Afterwards, the construction of the new roof was undertaken. The crucial aspect was to secure the basic beams into the exterior walls of the church and to design – in accordance with the constructive system traditionally used for similar cases – the construction in a way that the complete weight of the roof structure would be put onto the walls and not on the vaults.
Finally, the roof was covered by two millimeters thick metal plates. The decision to use this material, which is quite unusual for covering a roof of a church from the 14th century, was taken by the Institute of Cultural Monuments of the Republic of Albania for two reasons: On one hand there are no historic sources which could give clear evidence about the original roofing of the chapel; wooden shingles could have been possible, although for a church of this importance also copper plates could plausible. On the other hand, the biggest risk for the church is the threat that rocks could fall and damage the roofing as well as the church itself. This danger could be minimised by using a resistant roofing material. In result, the applied solution was to find a balanced compromise between the limited weight which can be laid to the exterior walls and a maximised resistance of the roofing against rocks.
In addition to the work on the roof, the participants carried out conservation works at the dry stone walls to the north of the church. Finally, the accessibility of the site was improved by repairing works at the pathway and the staircases leading to the church. Improving the access trail from the shore to the church helped make the island’s cultural and natural heritage more accessible and attractive to visitors.
During the project the participants had the opportunity to learn and apply techniques of heritage conservation, in particular in the field of traditional carpentry. The works were led by a master of carpentry experienced in heritage conservation with an additional education as “Restorer in Handicraft”.
In addition, the project provided the participants an insight in the complexity of problems at endangered heritage sites, the need to find flexible solutions, f. e. when the given space was not sufficient to erect the needed scaffolding, as well as the enormous logistic challenges for interventions at a site as this one.
In fact, since all tools, scaffoldings and other equipment as well as all material had to be brought by boat to the island and from the bank on a narrow path to the church itself and the material deriving from the previous roof had to be brought using the same way back to the mainland, around half of the working time had to be used for transport and related logistic tasks. In addition, the limited access of the island by boats going only in the morning and at the end of the working day caused the need for detailed and foresighted logistical planning.

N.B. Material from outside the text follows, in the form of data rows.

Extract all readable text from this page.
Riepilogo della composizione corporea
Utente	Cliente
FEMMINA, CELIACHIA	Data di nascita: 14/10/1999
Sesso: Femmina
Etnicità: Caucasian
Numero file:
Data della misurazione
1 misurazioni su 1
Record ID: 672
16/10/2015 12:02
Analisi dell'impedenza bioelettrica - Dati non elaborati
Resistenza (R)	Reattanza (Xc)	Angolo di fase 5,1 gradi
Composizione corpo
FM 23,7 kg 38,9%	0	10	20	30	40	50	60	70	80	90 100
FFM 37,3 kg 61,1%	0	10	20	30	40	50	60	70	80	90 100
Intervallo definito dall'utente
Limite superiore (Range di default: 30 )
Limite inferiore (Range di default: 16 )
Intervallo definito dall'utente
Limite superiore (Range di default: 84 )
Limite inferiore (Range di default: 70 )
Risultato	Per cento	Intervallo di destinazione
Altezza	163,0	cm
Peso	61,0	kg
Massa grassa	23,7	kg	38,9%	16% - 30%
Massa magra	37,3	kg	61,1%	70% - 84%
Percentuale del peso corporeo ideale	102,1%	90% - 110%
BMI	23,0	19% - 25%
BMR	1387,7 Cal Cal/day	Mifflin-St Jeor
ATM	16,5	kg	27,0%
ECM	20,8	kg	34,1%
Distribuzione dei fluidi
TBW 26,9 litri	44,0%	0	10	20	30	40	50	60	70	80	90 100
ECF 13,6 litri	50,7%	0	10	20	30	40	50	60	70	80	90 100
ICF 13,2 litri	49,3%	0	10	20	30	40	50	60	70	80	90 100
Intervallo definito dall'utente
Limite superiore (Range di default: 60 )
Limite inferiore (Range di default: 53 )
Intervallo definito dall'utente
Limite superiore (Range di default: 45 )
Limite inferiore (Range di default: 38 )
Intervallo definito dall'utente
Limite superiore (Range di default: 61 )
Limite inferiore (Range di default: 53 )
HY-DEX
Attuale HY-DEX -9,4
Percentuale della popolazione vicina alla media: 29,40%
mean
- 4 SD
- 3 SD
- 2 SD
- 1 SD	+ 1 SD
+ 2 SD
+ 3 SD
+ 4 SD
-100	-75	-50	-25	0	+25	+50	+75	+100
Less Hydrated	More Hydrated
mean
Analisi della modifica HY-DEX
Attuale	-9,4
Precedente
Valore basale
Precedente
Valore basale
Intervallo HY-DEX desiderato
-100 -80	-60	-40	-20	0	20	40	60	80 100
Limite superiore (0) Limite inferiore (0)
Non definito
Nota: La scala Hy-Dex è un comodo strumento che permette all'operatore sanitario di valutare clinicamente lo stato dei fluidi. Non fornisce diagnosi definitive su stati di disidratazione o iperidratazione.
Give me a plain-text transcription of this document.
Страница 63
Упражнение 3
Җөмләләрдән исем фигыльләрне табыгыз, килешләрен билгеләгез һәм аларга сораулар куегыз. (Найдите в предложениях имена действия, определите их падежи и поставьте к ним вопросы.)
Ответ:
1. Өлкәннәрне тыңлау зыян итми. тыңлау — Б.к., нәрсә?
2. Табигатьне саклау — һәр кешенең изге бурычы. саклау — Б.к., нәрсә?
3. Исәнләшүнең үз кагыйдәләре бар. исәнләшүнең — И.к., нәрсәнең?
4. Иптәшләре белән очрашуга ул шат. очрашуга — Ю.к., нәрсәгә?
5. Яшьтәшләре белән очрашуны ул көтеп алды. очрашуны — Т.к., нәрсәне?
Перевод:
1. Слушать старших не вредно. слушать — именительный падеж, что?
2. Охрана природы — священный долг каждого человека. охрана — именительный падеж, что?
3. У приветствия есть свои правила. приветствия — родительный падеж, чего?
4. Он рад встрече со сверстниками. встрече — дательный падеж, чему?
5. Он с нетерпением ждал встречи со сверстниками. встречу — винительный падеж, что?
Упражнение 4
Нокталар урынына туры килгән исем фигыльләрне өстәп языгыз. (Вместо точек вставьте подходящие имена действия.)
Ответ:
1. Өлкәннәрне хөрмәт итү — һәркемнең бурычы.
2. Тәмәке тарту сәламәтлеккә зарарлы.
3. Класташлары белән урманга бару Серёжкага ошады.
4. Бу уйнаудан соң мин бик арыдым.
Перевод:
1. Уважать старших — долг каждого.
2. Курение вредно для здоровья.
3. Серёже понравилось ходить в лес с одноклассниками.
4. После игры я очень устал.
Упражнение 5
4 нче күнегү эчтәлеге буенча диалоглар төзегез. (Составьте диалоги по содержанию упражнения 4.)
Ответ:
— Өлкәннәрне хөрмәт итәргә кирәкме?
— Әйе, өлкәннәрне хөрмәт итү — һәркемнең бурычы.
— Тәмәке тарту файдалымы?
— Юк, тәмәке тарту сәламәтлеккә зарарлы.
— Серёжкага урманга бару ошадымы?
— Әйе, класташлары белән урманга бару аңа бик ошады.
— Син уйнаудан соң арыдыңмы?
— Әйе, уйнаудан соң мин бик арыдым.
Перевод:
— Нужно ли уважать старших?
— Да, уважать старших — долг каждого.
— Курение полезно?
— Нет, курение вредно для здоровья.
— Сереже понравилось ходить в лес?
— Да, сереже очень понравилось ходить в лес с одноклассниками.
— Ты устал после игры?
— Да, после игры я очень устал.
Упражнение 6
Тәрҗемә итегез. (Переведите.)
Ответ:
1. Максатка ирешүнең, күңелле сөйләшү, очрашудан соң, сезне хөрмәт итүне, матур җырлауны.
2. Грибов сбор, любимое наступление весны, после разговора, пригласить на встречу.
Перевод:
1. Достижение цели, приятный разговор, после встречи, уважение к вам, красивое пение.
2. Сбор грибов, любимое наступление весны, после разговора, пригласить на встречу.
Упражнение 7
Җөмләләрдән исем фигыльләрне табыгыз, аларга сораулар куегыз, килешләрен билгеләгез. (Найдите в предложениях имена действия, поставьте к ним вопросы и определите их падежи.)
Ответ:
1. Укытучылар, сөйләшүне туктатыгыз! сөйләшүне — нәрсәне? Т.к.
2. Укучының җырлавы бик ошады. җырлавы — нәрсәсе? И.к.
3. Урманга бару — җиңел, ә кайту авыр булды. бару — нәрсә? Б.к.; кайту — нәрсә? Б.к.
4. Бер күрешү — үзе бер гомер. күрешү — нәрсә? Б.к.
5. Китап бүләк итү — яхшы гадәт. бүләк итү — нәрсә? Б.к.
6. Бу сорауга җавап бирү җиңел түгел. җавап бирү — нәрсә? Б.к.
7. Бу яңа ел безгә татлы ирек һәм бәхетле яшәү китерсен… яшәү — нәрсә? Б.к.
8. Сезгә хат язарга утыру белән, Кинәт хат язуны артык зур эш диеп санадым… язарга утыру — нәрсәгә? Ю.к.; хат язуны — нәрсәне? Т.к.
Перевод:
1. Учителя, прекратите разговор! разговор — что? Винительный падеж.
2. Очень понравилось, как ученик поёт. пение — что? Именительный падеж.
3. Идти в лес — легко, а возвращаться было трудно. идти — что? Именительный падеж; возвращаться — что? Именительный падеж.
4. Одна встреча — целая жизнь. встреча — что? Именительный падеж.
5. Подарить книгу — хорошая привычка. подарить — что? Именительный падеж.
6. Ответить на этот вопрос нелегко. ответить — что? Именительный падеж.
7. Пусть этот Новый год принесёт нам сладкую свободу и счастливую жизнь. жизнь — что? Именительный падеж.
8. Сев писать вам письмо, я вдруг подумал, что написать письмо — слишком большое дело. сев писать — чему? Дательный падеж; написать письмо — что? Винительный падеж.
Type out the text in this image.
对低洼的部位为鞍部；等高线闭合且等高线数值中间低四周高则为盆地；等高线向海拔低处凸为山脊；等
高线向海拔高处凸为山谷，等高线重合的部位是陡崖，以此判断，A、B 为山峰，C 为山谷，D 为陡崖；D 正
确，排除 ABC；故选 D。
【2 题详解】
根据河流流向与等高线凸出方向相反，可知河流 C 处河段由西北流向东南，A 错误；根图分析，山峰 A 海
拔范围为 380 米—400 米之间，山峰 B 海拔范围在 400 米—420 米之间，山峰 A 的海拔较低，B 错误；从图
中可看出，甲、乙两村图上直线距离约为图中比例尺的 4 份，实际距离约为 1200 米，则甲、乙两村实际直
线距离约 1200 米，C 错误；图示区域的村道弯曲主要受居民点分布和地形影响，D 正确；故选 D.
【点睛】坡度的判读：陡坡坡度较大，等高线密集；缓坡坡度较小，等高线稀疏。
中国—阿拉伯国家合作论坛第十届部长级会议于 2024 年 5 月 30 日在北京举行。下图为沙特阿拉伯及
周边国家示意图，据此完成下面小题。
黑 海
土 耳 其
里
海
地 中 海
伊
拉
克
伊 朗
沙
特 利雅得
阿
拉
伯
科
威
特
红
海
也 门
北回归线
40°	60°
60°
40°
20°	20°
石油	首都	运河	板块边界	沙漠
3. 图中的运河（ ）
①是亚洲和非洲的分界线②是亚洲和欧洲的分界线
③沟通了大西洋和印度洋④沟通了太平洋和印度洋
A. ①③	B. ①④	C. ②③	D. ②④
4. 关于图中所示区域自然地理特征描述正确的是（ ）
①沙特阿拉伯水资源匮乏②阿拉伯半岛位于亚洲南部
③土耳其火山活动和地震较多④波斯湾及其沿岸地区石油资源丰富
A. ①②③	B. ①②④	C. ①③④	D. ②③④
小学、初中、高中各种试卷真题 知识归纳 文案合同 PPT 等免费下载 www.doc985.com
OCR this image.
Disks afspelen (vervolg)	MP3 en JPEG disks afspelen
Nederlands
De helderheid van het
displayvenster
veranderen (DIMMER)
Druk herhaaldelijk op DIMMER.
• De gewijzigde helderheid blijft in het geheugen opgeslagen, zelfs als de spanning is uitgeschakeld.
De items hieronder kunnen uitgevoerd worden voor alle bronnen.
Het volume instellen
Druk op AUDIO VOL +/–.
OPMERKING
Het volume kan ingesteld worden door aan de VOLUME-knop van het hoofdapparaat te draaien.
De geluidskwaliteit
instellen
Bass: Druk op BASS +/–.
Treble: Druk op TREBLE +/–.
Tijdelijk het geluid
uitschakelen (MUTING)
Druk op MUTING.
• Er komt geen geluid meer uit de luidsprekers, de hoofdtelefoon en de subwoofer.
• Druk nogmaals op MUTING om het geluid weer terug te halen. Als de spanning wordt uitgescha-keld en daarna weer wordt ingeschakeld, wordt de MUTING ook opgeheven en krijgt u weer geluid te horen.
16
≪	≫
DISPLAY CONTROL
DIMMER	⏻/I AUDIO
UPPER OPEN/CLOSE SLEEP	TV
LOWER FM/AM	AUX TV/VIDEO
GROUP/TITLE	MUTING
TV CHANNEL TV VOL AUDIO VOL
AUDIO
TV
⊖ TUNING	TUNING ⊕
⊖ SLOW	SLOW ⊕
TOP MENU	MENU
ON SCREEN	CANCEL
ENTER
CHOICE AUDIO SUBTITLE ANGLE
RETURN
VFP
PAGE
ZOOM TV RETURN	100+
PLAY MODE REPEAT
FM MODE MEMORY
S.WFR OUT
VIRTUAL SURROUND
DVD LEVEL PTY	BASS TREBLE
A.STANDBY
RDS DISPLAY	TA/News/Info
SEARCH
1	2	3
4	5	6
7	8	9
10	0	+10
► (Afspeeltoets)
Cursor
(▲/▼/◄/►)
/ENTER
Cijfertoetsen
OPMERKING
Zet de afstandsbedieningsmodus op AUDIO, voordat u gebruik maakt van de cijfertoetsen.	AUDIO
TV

In summary, the project was very successful in addressing some of the most essential needs of this important heritage site that is situated within a remarkable natural landscape. The conservation efforts led by the the KfW-financed project “Transboundary Biosphere Reserve Prespa – Phase II” of the natural and cultural heritage of Maligrad in general and the European Heritage Volunteers Project in particular, can be considered concrete activities that fill the Biosphere Reserve concept with life. Conserving the natural and cultural heritage, thereby attracting more visitors, lays a base for sustainable tourism and socio-economic development on a regional level, and establishes the area as a model region for environmentally and socially sound economic development.
The project was jointly organised in the framework of the Transboundary Biosphere Reserve Prespa Project by the GFA Consulting Group GmbH Branch Albania, the Directorate for Cultural Monuments Korça and European Heritage Volunteers, in partnership with the National Agency of Protected Areas Albania and the Regional Administration for Protected Areas Korça.